また3月25日に巨額の減損処理により2020年3月決算の下方修正及び赤字を発表した大手総合商社丸紅の赤字も衝撃的だ。丸紅は3月決算では当分2000億円の黒字を予想していたが、3900億円下方修正し、過去最大となる1900億円の赤字を計上する見込みだ。最も大きい石油・ガス事業での1450億円だ。これは3月上旬にOPECでのサウジアラビアなどの中東産油国とロシア、アメリカなどの話し合いが決裂して2017年からの協調減産体制が終了したことによる原油価格の急下落が原因だ。
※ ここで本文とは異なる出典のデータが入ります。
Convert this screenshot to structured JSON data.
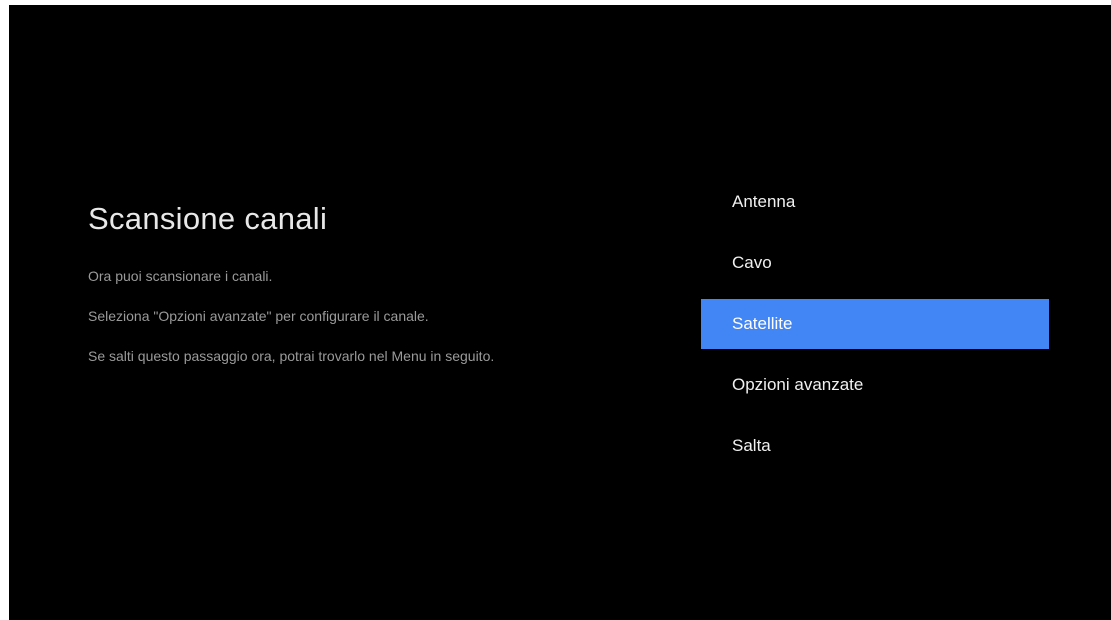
{
  "screen": {
    "title": "Scansione canali",
    "descriptions": [
      "Ora puoi scansionare i canali.",
      "Seleziona \"Opzioni avanzate\" per configurare il canale.",
      "Se salti questo passaggio ora, potrai trovarlo nel Menu in seguito."
    ]
  },
  "menu": {
    "items": [
      {
        "label": "Antenna"
      },
      {
        "label": "Cavo"
      },
      {
        "label": "Satellite"
      },
      {
        "label": "Opzioni avanzate"
      },
      {
        "label": "Salta"
      }
    ],
    "selected_label": "Satellite"
  },
  "colors": {
    "background": "#000000",
    "accent": "#4285f4"
  }
}
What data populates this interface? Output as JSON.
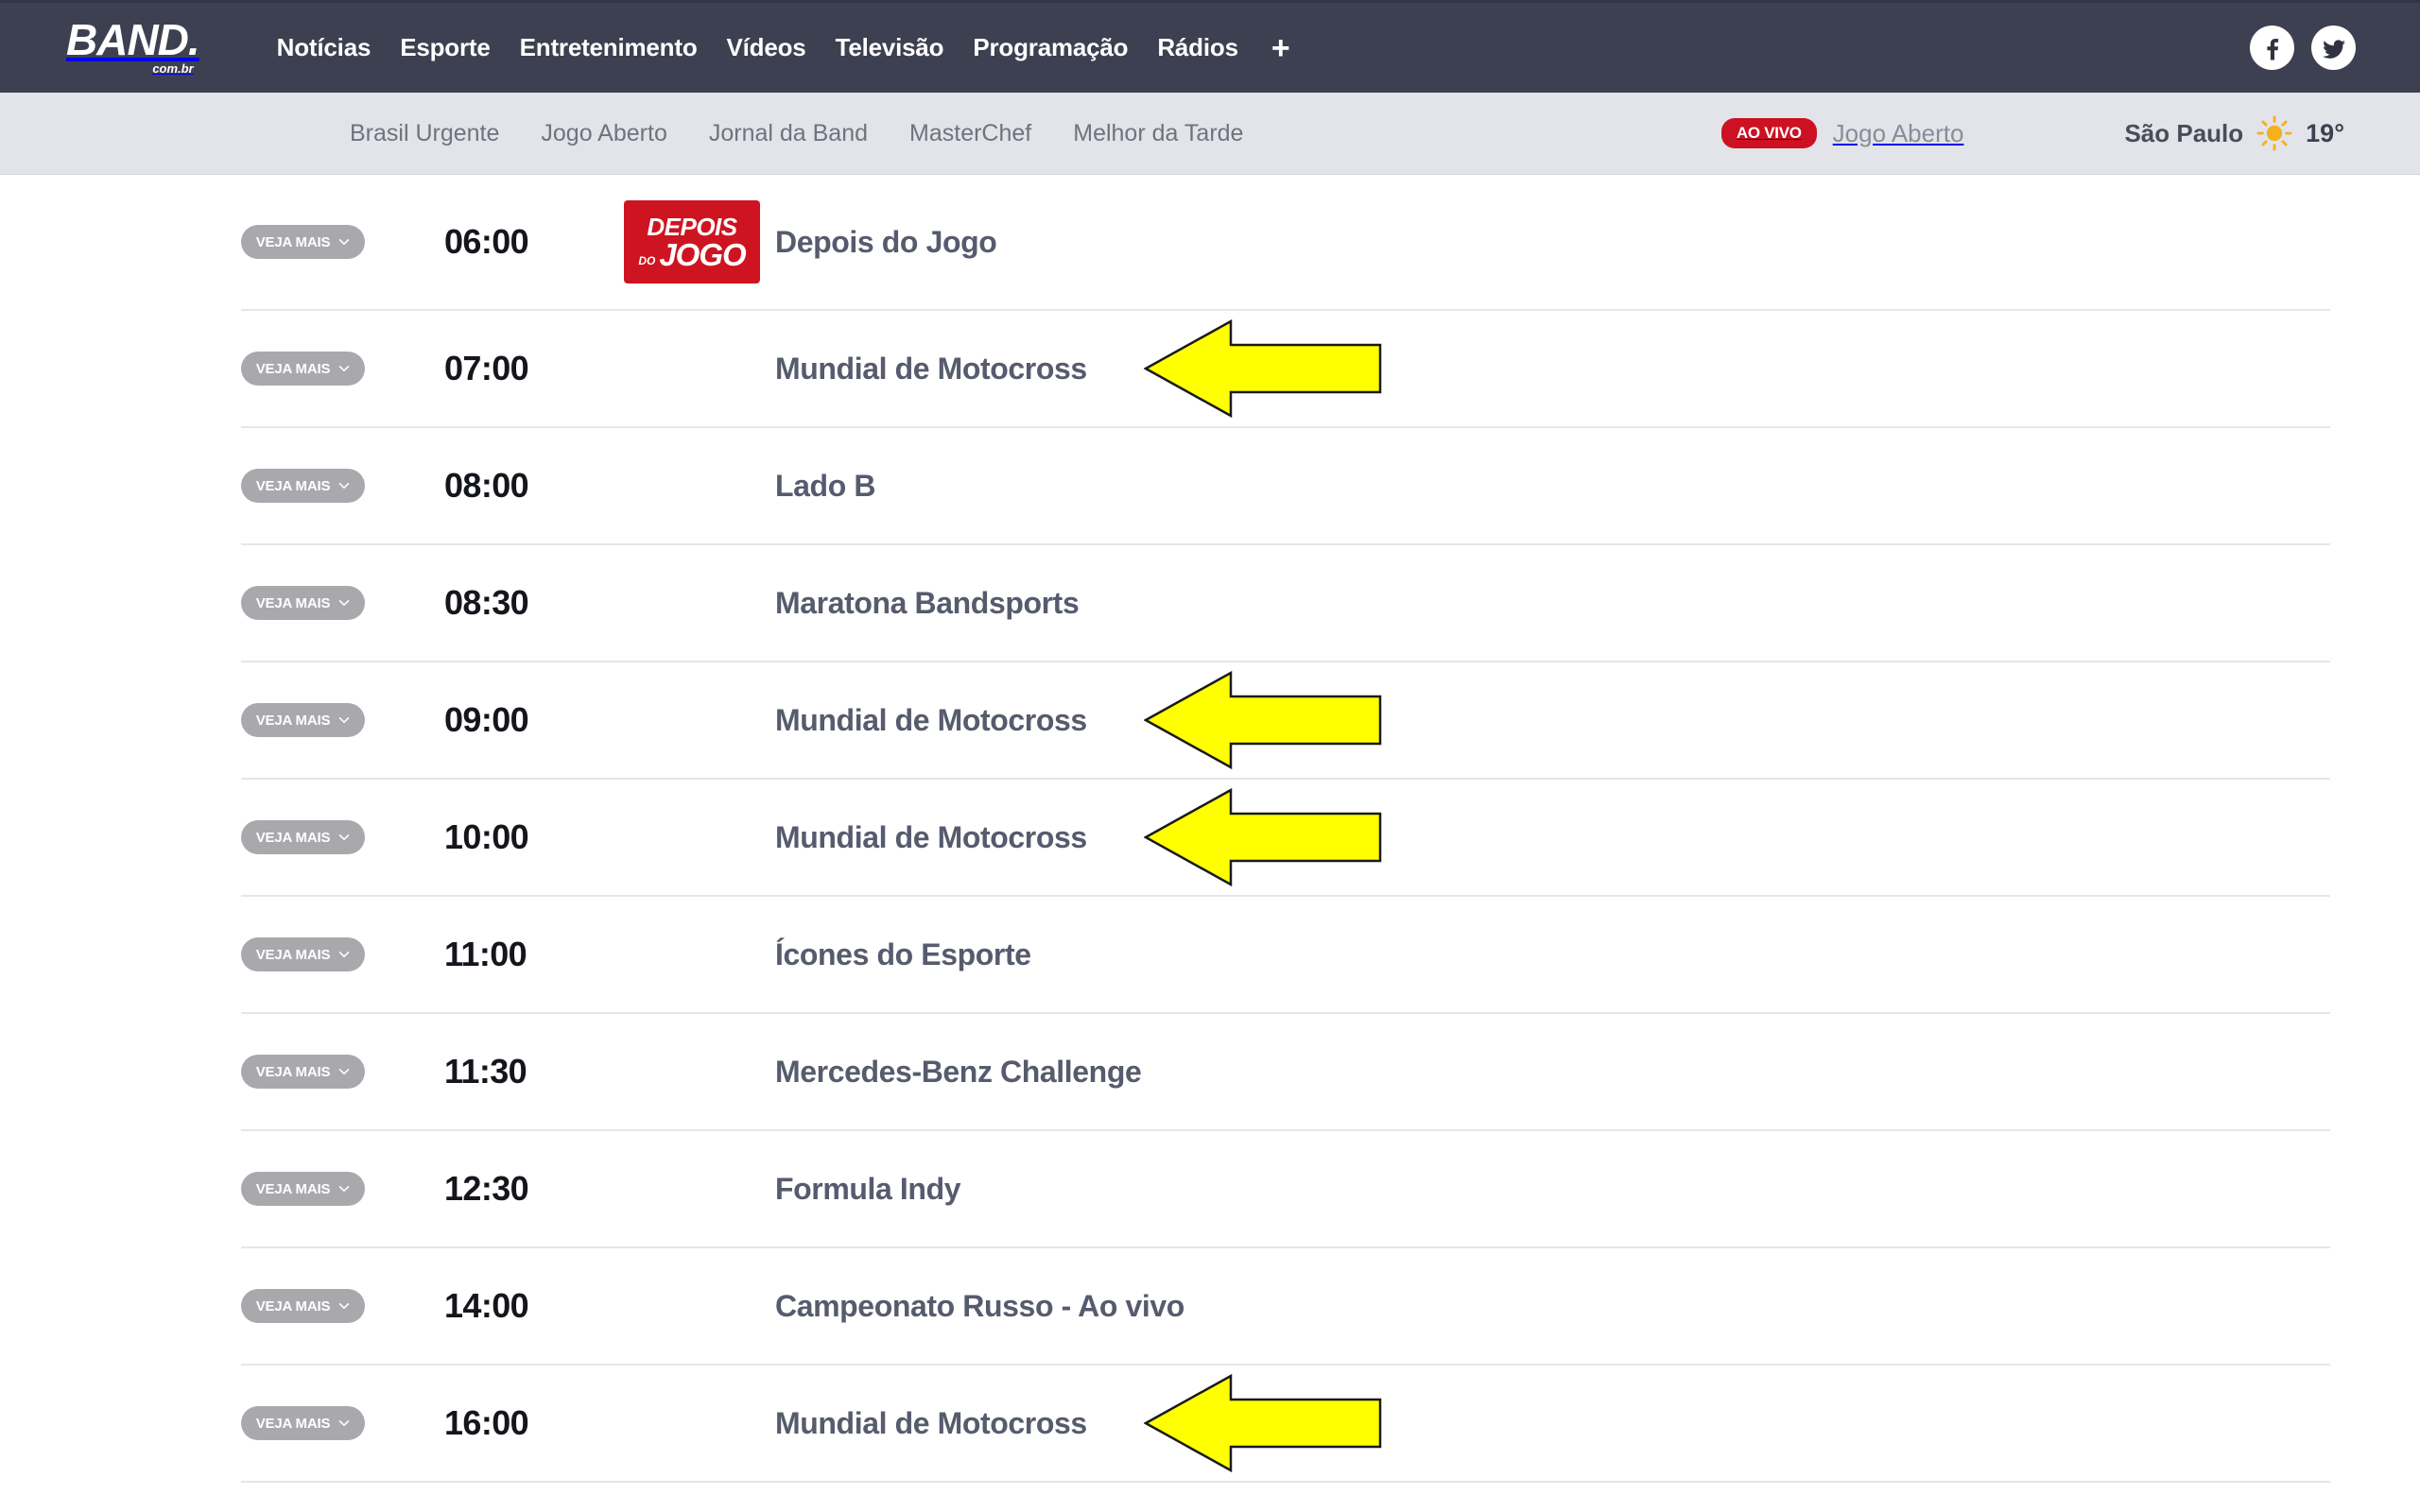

年初64ドル程度だった1バーレル当たりの原油価格はこれで20ドルを割り込むまで下がっている。これは18年ぶりの安値である。実はこの原油価格の急下落は経済界ではコロナ・パンデミックに匹敵する事件だと言われている。サウジアラビアなどの中東産油国にケンカを売る形で増産宣言したロシアとこれに巻き込まれたアメリカという図式だが、すでにアメリカのシェール石油業者を始めとする石油産業者の30%は原油価格が1バーレル40ドルまで年内に上昇しなければ破綻すると言われている。